Soy una persona que puede leer, y aun así hay ocasiones en las que, «por falta de tiempo», «por cansancio», no encuentro oportunidad de hacerlo. Temprano, voy a la universidad; por la tarde, regreso a trabajar; de noche, hago algo de tarea y me acomodo, como puedo, a la selección de lecturas programadas para cada asignatura. Mi rutina es la misma que la de un montón de gente atareada; tengo que arrebatarle algunas horas para darme tantito gusto y sobrevivir a ella.

La gente no tiene tiempo para leer. La gente está cansada. ¿Por qué una mujer o un hombre que trabaja entre ocho y doce horas diarias querría llegar a su casa a leer o leerles a sus hijos?
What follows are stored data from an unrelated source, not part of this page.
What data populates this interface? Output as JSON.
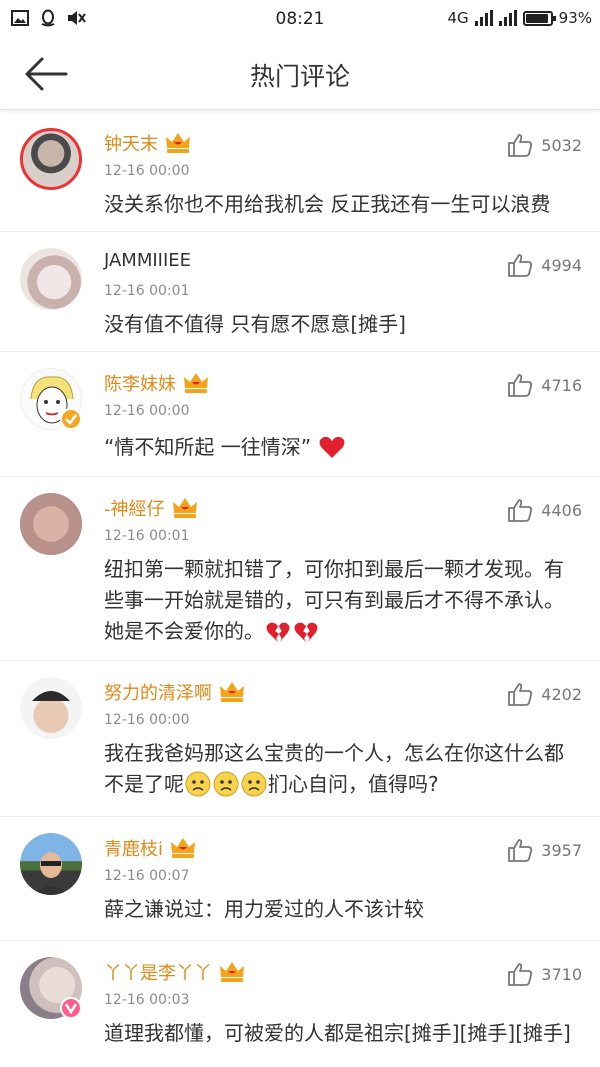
{
  "status_bar": {
    "time": "08:21",
    "network": "4G",
    "battery": "93%",
    "battery_level": 0.93,
    "icons": [
      "image-icon",
      "qq-icon",
      "mute-icon"
    ]
  },
  "header": {
    "title": "热门评论",
    "back_icon": "arrow-left-icon"
  },
  "colors": {
    "username": "#e08a1a",
    "plain_username": "#333333",
    "timestamp": "#8c8c8c",
    "crown": "#f2a51a",
    "heart": "#e0212d",
    "verified_badge": "#f5a623",
    "girl_badge": "#ff5c8a"
  },
  "comments": [
    {
      "username": "钟天末",
      "vip": true,
      "time": "12-16 00:00",
      "likes": "5032",
      "text": "没关系你也不用给我机会 反正我还有一生可以浪费"
    },
    {
      "username": "JAMMIIIEE",
      "vip": false,
      "time": "12-16 00:01",
      "likes": "4994",
      "text": "没有值不值得 只有愿不愿意[摊手]"
    },
    {
      "username": "陈李妹妹",
      "vip": true,
      "time": "12-16 00:00",
      "likes": "4716",
      "text": "“情不知所起 一往情深”",
      "badge": "verified"
    },
    {
      "username": "-神經仔",
      "vip": true,
      "time": "12-16 00:01",
      "likes": "4406",
      "text": "纽扣第一颗就扣错了，可你扣到最后一颗才发现。有些事一开始就是错的，可只有到最后才不得不承认。她是不会爱你的。"
    },
    {
      "username": "努力的清泽啊",
      "vip": true,
      "time": "12-16 00:00",
      "likes": "4202",
      "text_a": "我在我爸妈那这么宝贵的一个人，怎么在你这什么都不是了呢",
      "text_b": "扪心自问，值得吗?"
    },
    {
      "username": "青鹿枝i",
      "vip": true,
      "time": "12-16 00:07",
      "likes": "3957",
      "text": "薛之谦说过：用力爱过的人不该计较"
    },
    {
      "username": "丫丫是李丫丫",
      "vip": true,
      "time": "12-16 00:03",
      "likes": "3710",
      "text": "道理我都懂，可被爱的人都是祖宗[摊手][摊手][摊手]",
      "badge": "girl"
    }
  ]
}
La lectura queda relegada a espacios de tiempo tan reducidos que son incómodos e inapropiados: ridículos.

*

Antes de cambiarme de centro universitario, en lugar de la insufrible ruta 380, tomaba la 626, una con menor demanda y choferes menos carrereados: un camión suficientemente cómodo y apto para la lectura. Con un asiento libre seguro, leía mucho más entonces; dormía más, también. ¡Era una persona menos cansada! Quienes sostienen este sistema de transporte público no se imaginan que incide incluso en los hábitos de lectura de los usuarios. Ahora, además de cazar camiones en Periférico, durante el trayecto, siempre de pie, me dedico a cazar experiencias para evitar que mi tiempo se consuma inútilmente. Soy experta en tresochentas.

¡Al diablo con sus campañas de fomento a la lectura! Exijo tiempo libre y un transporte público digno para leer cuando se me dé la gana.

 

1 Los resultados de la Encuesta Nacional de Lectura y Escritura 2015 están disponibles aquí: https://observatorio.librosmexico.mx/encuesta.html

2 Por ser una pregunta de respuesta múltiple, no suma cien. Se muestran los porcentajes de menciones.

***

Debra Figueroa
Escribe en Proyecto Diez y corrige en Divague. Estudia Comunicación Pública en la Universidad de Guadalajara.

3 comments

  1. Me hizo recordar aquella ocasión en que mientras me comía mi torta de milanesa durante mi receso del trabajo , estaba leyendo El Maestro de esgrima, de Arturo Pérez-Reverte…con una mano la torta y con la otra el libro. Estaba en la parte final, masticaba frenética mientras “ocurría” en mi libro un emocionante duelo de esgrima que decidiría el final de la historia, era tan intenso lo que leía que poco importaba el sitio donde estaba y lo picante del jalapeño de mi torta, cuando…un señor interrumpió mis alimentos con una serie de reclamos hacia la empresa en la cuál trabajo. Me causó tal indignación su falta de respeto, sacárme de golpe al mundo real y con tan malas maneras…que me hubiera encantado pedir el florete al maestro de esgrima !
    En fin, son las cosas que pasan cuando una lee en la calle.